Lusardi points out that many parents don't consider themselves good with money, and they might not feel that they're equipped to teach financial lessons to their children. That's why she is a strong advocate of teaching personal finance in schools. "It's really important that the more formal learning happens in the school. We should not take the financial literacy of parents as given," she says.
Morgan opted to educate herself through local financial workshops and work with a financial coach to get on the right path after she built up some debt, including medical debt. "My habits are a lot better now. There are little things I can do like taking the bus and not eating out," she says. Her advice to teens facing similar issues is to tamp down spending. "It doesn't matter how hard you work if you let your money fly out the window because you get a latte or jeans," she says.

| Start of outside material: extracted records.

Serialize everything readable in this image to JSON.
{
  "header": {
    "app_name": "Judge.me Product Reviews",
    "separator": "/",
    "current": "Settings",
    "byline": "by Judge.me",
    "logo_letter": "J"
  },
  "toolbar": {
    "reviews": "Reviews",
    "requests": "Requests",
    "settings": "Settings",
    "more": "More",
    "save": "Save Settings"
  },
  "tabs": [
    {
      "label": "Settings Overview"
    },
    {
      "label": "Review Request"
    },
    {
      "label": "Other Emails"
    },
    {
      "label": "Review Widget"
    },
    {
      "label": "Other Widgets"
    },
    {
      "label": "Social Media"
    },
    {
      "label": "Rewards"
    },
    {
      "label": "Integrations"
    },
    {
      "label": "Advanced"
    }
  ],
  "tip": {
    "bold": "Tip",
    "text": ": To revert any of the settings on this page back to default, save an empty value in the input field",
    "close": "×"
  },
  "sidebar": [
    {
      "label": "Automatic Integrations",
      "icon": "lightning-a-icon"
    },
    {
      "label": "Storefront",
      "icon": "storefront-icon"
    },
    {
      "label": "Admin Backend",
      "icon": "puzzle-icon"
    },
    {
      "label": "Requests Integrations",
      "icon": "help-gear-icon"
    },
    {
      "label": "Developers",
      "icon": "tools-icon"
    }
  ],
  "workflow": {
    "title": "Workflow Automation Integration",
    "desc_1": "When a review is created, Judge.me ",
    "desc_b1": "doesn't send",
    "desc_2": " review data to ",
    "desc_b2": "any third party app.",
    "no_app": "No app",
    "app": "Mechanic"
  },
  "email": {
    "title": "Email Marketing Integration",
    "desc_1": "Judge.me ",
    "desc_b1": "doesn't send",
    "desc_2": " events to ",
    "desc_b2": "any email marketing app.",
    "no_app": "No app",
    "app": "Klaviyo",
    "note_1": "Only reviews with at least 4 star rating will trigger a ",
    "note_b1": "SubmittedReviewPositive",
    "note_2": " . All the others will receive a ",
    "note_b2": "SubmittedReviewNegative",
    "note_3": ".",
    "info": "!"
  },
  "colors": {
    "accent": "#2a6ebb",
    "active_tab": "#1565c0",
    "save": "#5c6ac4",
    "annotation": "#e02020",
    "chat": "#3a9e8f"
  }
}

2. Tailor your financial chats to children's interests and needs.
While giving children a chance to manage some amount of money on their own can help get them in the habit of saving, it's really the conversations about money that impart important lessons. Ward points out that every child has different natural inclinations toward saving, and you might have to guide them accordingly. "Assess how you can set up those good savings habits," she says.
As teenagers take on jobs and earn their own money, then you can talk more explicitly about budgeting and saving, Ward says. She adds that when you start giving kids an allowance, make it clear that they're expected to save some portion of it, so they can start to get in the habit. Other parents choose to emphasize charity and choosing a way to donate, she says.

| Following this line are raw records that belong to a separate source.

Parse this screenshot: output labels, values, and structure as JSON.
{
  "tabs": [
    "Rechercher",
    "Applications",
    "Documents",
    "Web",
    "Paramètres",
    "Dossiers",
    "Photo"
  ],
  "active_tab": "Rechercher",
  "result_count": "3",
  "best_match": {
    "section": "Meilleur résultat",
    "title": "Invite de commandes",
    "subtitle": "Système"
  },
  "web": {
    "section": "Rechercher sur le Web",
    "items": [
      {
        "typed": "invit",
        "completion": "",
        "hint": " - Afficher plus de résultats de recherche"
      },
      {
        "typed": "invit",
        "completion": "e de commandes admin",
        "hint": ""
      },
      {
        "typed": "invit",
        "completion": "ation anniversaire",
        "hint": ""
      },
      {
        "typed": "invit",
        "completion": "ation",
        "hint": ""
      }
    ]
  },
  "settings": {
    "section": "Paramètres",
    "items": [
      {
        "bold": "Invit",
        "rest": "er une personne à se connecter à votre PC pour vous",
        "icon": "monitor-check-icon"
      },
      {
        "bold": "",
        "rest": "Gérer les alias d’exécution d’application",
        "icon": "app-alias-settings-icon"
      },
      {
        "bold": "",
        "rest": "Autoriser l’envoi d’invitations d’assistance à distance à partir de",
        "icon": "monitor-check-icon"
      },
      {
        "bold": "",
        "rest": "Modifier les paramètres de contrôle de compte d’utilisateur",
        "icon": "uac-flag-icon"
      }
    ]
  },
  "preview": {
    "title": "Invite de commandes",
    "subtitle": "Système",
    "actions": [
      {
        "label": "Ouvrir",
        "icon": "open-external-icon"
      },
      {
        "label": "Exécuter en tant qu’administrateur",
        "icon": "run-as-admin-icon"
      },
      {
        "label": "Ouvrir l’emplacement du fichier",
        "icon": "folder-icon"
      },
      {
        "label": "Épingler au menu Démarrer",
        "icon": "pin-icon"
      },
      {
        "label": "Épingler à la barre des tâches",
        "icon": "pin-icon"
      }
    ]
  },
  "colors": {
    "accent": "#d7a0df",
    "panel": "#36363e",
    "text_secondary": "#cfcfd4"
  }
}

3. Consider the implicit messages you send, too.
Even if parents don't try to teach their children financial lessons, kids absorb concepts simply by observing their parents' behaviors and the way they talk about money. If you never talk about money, for example, then you're implying that it's not important, Lusardi says. If you discuss budgeting, investments and financial priorities in front of your children, then you'll help pass on your knowledge.
Lusardi's previous research has found a strong connection between parents' level of financial literacy and sophistication and their kids' familiarity with basic financial concepts. A college-educated man with parents who had stocks and retirement savings was significantly more likely (by 45 percentage points) to be familiar with the concept of diversifying investment risk compared to a woman with less than a high school education and parents who were not wealthy.
In other words, financial literacy often begins forming even well before the teenage years, which means parents, and schools, have a big role to play.